Translation - I would have done everything just the same except better, trust me on this. The official campaign blog is just the same - Bush is bad, vote for me. This is not how to win an election. Bill Clinton ran on his record telling how he improved Arkansas and how he would do the same for the entire country. Reagan ran on tax cuts and getting the government off your back. Neither one ran negative campaign they ran on a vision for the future.
Bush, as the incumbent gets the luxury of being able to attack his opponent and run on a vision at the same time - vote for me, I'll keep you safe.
Kerry is at a loss on what to do about the SwiftVet ads. He should have ignored them. The SwiftVets are underfunded. Hardly anyone saw the ads. I didn't and I live in a swing state and was looking for them. I had to look them up on the Internet. This is self-selection. Just as the people who went to Fahrenheit 911, the people who look up the SwiftVets are ones who already are likely Bush voters. The only press that they got was very negative.
I suspect that they got under Kerry's skin. They scored a few hits. His campaign had to admit that he was not in Cambodia on Christmas and that he might have been hit by his own grenade. Even that never reached the mainstream news. Only likely Bush supporters knew it.
Then Kerry came out swinging. Suddenly it was a valid story. Most of it was still being suppressed by the mainsteam press but some got out. Kerry blames his staff but they were right. If Kerry has started swinging two weeks earlier then the story would have been even bigger.

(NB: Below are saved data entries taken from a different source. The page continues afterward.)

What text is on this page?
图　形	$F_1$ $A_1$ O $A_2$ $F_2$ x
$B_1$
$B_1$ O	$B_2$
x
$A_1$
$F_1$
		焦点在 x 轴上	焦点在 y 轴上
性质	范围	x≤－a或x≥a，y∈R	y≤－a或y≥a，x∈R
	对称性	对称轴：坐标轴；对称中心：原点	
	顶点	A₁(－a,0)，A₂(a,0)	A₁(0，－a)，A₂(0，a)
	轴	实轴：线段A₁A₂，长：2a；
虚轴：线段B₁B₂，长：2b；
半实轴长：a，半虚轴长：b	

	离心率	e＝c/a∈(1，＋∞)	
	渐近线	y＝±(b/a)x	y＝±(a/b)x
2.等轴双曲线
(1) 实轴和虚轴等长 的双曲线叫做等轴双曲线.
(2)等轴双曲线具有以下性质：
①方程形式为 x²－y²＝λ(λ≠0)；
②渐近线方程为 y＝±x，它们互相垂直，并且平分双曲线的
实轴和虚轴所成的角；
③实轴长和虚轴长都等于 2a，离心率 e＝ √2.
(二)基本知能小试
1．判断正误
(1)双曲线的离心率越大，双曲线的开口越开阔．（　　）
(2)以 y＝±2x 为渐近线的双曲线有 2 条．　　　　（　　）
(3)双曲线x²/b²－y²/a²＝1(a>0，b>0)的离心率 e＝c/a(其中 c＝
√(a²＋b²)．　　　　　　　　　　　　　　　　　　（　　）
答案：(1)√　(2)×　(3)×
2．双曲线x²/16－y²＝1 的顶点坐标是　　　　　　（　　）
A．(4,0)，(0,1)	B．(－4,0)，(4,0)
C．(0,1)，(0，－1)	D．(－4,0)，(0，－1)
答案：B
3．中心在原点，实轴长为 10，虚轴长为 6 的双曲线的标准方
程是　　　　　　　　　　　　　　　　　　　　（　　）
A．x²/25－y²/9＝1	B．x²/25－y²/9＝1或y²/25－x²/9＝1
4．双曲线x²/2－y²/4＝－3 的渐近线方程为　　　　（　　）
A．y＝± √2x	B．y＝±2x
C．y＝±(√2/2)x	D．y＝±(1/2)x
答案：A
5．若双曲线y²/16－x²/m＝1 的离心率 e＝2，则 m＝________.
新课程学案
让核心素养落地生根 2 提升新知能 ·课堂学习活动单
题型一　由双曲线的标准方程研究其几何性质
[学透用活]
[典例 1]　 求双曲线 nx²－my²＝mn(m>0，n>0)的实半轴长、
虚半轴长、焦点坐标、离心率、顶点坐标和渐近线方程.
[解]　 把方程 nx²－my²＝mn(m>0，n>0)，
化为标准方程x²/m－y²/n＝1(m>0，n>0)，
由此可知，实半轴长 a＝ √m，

Kerry's staff was also right about the press protecting them. Every story includes some line about "people who did not serve with Kerry." If the press was as unbiased as they represent themselves then 60 Minutes would have done an expose on Fahrenheit 911.
Kerry seems to be doing a lot of swinging. I'm not sure if he's hitting anything. Here is what he said a few minutes after the end of Bush's speech on Thursday night:
"I will not have my commitment to defend this country questioned by those who
refused to serve when they could have and who misled America into Iraq," Kerry
said at a late-night rally in Springfield, Ohio."The vice president even called me unfit for office last night," Kerry said. "I'll leave it up to the voters whether five deferments makes someone more qualified to defend this nation than two tours of combat duty."
So, after months of letting surrogates attack Bush's and Cheney's record for him, Kerry is now doing it directly. This is probably a bad move. Most men served during WWII. Most have not served since then. Even if Kerry limits himself to the Viet Nam era, everyone from then either avoided service or knows someone who did. It was a dirty war. Kerry said so himself. Who can blame men for not wanting to go? If Kerry attacks Bush or Cheney too hard on this he will end up alienating a lot of voters.
Besides, does Cheney limited himself to talking about Kerry's time in the Senate. Bush and Cheney have been very careful to praise Kerry's war record. Is Kerry now claiming that no one but Viet Nam veterans are fit to question his term in the Senate?
Eric Alterman thinks that God must hate Florida, either because they let Bush with the election or because they voted for Jeb. Here I thought that God was Republican.